La spécialiste en toxicologie s’est lancée dans un exposé à la fois précis et accessible sur le

sujet des mycotoxines. «25% des denrées alimentaires sont contaminées par des moisissures, assure-t-elle. Les moisissures se divisent en deux groupes, celles qui sont bénéfiques et que l’on utilise dans les transformations alimentaires (vins, fromages…) et celles qui sont nuisibles, provoquent l’altération des denrées, des alergies, des mycotoxines.» Elle a rappelé la signification du terme –encore inconnu du monde agricole il y a cinq ans– mycos = champignon en grec. «Ce sont des métabolites secondaires dont le rôle est encore inconnu, ils ont probablement une fonction de défense du champignon contre une agression extérieure. Ils ne sont pas forcément métabolisés, ça dépend des conditions.» Sur les 2 300 identifiées, une vingtaine posent problème. «Les mycotoxines sont chimiquement stables et résistent à la chaleur ainsi qu’au stockage. De plus, la plage de températures de croissance des cham-pignons est très large, de 4 à 60°C, ce qui signifie qu’ils peuvent continuer à se propager dans les réfrigérateurs.» C’est à la lumière des connaissances actuelles qu’on a pu comprendre certaines intoxications alimentaires remontant au Moyen-Âge, tel le “feu de Saint

Antoine”, alors interprété comme une possession démoniaque, mais en réalité consécutif à l’ingestion de céréales contaminées par le champignon Claviceps purpurea, ou ergot du seigle. Ce champignon produit de l’acide lysergique, une molécule dont le dérivé synthétique est… le LSD !

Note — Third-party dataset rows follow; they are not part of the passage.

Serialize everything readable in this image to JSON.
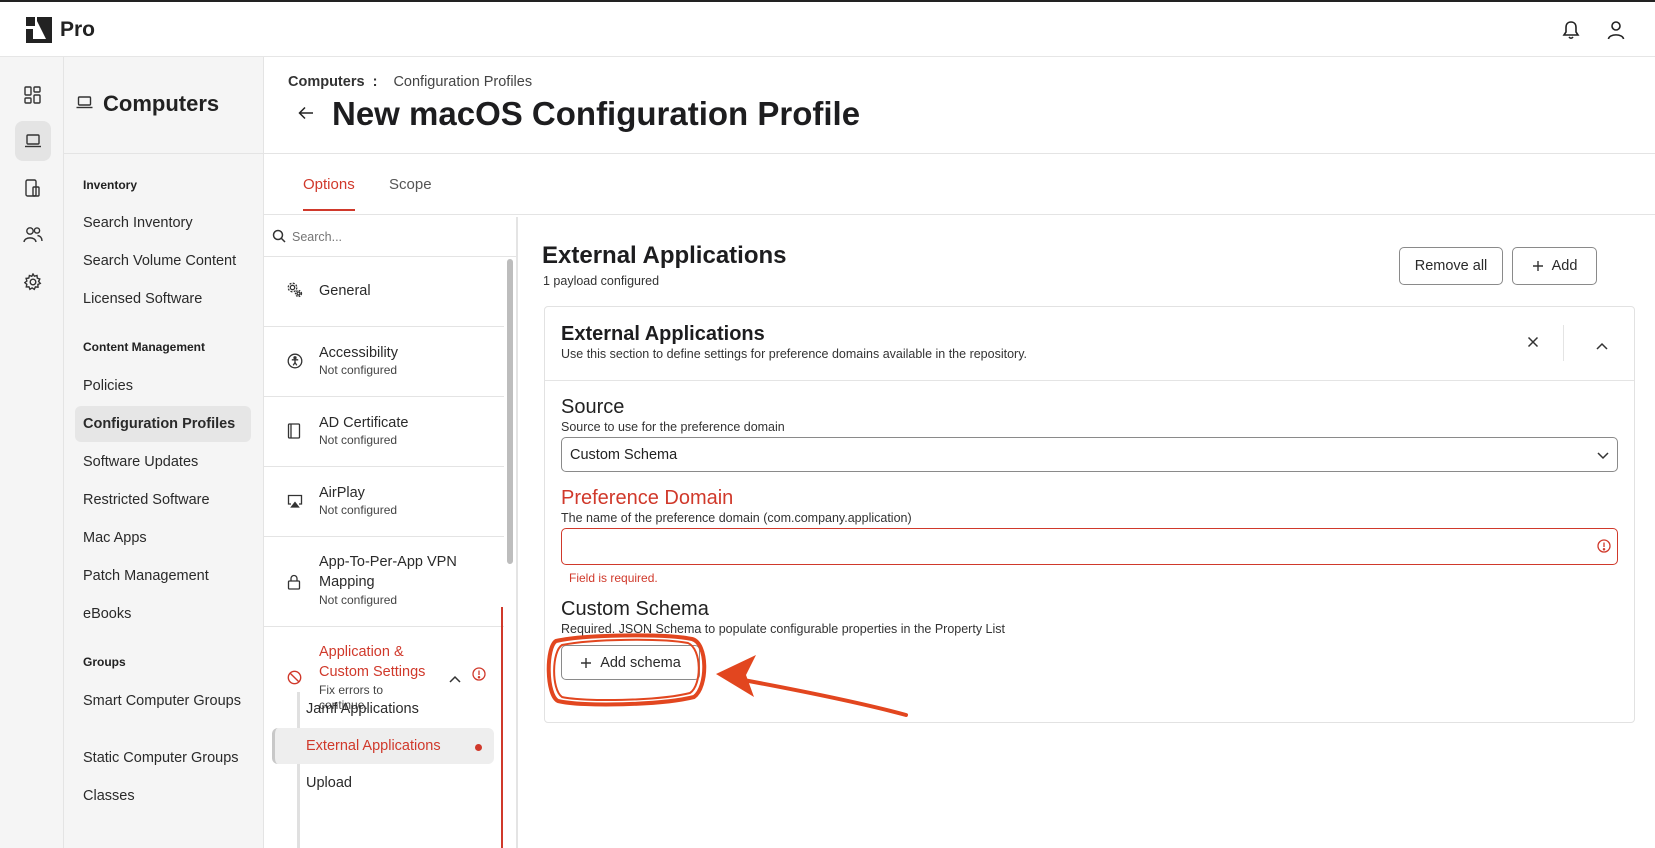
{
  "app": {
    "name": "Pro"
  },
  "sidenav": {
    "title": "Computers",
    "sections": [
      {
        "label": "Inventory",
        "items": [
          "Search Inventory",
          "Search Volume Content",
          "Licensed Software"
        ]
      },
      {
        "label": "Content Management",
        "items": [
          "Policies",
          "Configuration Profiles",
          "Software Updates",
          "Restricted Software",
          "Mac Apps",
          "Patch Management",
          "eBooks"
        ]
      },
      {
        "label": "Groups",
        "items": [
          "Smart Computer Groups",
          "Static Computer Groups",
          "Classes"
        ]
      }
    ],
    "active_item": "Configuration Profiles"
  },
  "breadcrumb": {
    "parent": "Computers",
    "separator": ":",
    "current": "Configuration Profiles"
  },
  "page_title": "New macOS Configuration Profile",
  "tabs": [
    {
      "label": "Options",
      "active": true
    },
    {
      "label": "Scope",
      "active": false
    }
  ],
  "payload_list": {
    "search_placeholder": "Search...",
    "items": [
      {
        "name": "General",
        "status": ""
      },
      {
        "name": "Accessibility",
        "status": "Not configured"
      },
      {
        "name": "AD Certificate",
        "status": "Not configured"
      },
      {
        "name": "AirPlay",
        "status": "Not configured"
      },
      {
        "name": "App-To-Per-App VPN Mapping",
        "status": "Not configured"
      },
      {
        "name": "Application & Custom Settings",
        "status": "Fix errors to continue."
      }
    ],
    "sub_items": [
      "Jamf Applications",
      "External Applications",
      "Upload"
    ]
  },
  "content": {
    "title": "External Applications",
    "subtitle": "1 payload configured",
    "remove_all_label": "Remove all",
    "add_label": "Add",
    "card": {
      "title": "External Applications",
      "description": "Use this section to define settings for preference domains available in the repository.",
      "source": {
        "label": "Source",
        "help": "Source to use for the preference domain",
        "value": "Custom Schema"
      },
      "preference_domain": {
        "label": "Preference Domain",
        "help": "The name of the preference domain (com.company.application)",
        "value": "",
        "error": "Field is required."
      },
      "custom_schema": {
        "label": "Custom Schema",
        "help": "Required. JSON Schema to populate configurable properties in the Property List",
        "button_label": "Add schema"
      }
    }
  },
  "colors": {
    "accent": "#d0392b",
    "annotation": "#e2461f"
  }
}
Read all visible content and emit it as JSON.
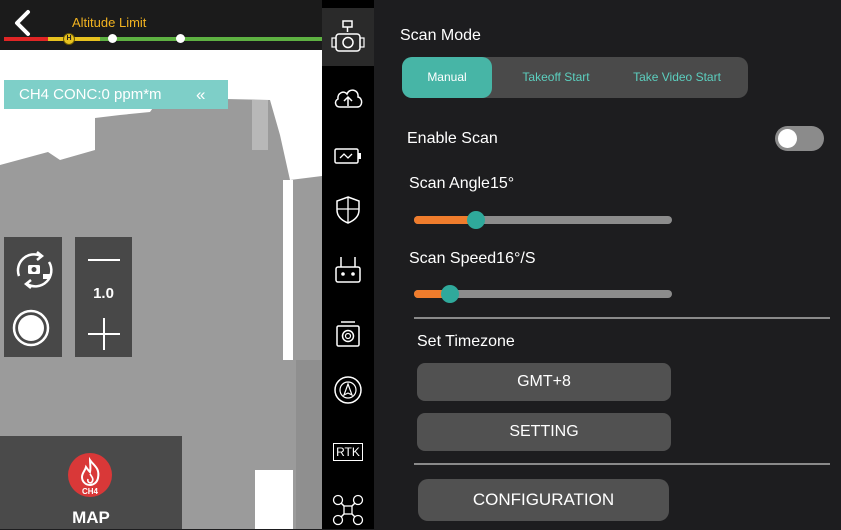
{
  "colors": {
    "accent_teal": "#47b5a6",
    "slider_orange": "#ef7c2c",
    "altitude_label": "#f2b320",
    "ch4_banner": "#7ecfc8",
    "map_icon_red": "#d93838"
  },
  "camera": {
    "altitude_label": "Altitude Limit",
    "altitude_marker": "H",
    "ch4_conc": "CH4 CONC:0 ppm*m",
    "ch4_collapse": "«",
    "zoom_value": "1.0",
    "map_badge": "CH4",
    "map_label": "MAP"
  },
  "rail": {
    "icons": [
      "gimbal-camera-icon",
      "cloud-upload-icon",
      "battery-icon",
      "shield-icon",
      "remote-controller-icon",
      "camera-settings-icon",
      "navigation-icon",
      "rtk-icon",
      "drone-icon"
    ],
    "rtk_label": "RTK"
  },
  "settings": {
    "scan_mode_label": "Scan Mode",
    "modes": [
      "Manual",
      "Takeoff Start",
      "Take Video Start"
    ],
    "selected_mode": "Manual",
    "enable_scan_label": "Enable Scan",
    "enable_scan_on": false,
    "scan_angle_label": "Scan Angle15°",
    "scan_angle_fraction": 0.24,
    "scan_speed_label": "Scan Speed16°/S",
    "scan_speed_fraction": 0.14,
    "timezone_label": "Set Timezone",
    "timezone_value": "GMT+8",
    "setting_button": "SETTING",
    "configuration_button": "CONFIGURATION"
  }
}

La scientifique a également détaillé la notion de risque, et la manière dont sont établies les fameuses “normes”. Pour cela, on étudie à travers des tests toxicologiques sur des animaux de laboratoire les effets de substances dangereuses. «Pour extrapoler ces valeurs à l’espèce humaine, on prend la dose admissible chez l’espèce la plus sensible, et on multiplie par un facteur de sécurité de dix. Puis encore dix fois, en considérant que dans l’espèce humaine, la sensibilité peut varier selon les individus, leur âge… Dans le cas des composés cancérigènes, on peut encore prendre un facteur de 5 à 10 000.»

Enfin, Annie Leszkowicz a brossé un tableau complet des principales mycotoxines qui concernent l’agriculture des zones tempérées, photos à l’appui. Chevaux à la cervelle liquéfiée suite à l’ingestion de maïs contenant des fumonisnes, truies présentant des prolapsus vaginaux et anaux à cause des trichotécènes présents dans leurs céréales… autant de clichés qui ont marqué les esprits des participants, venus nombreux.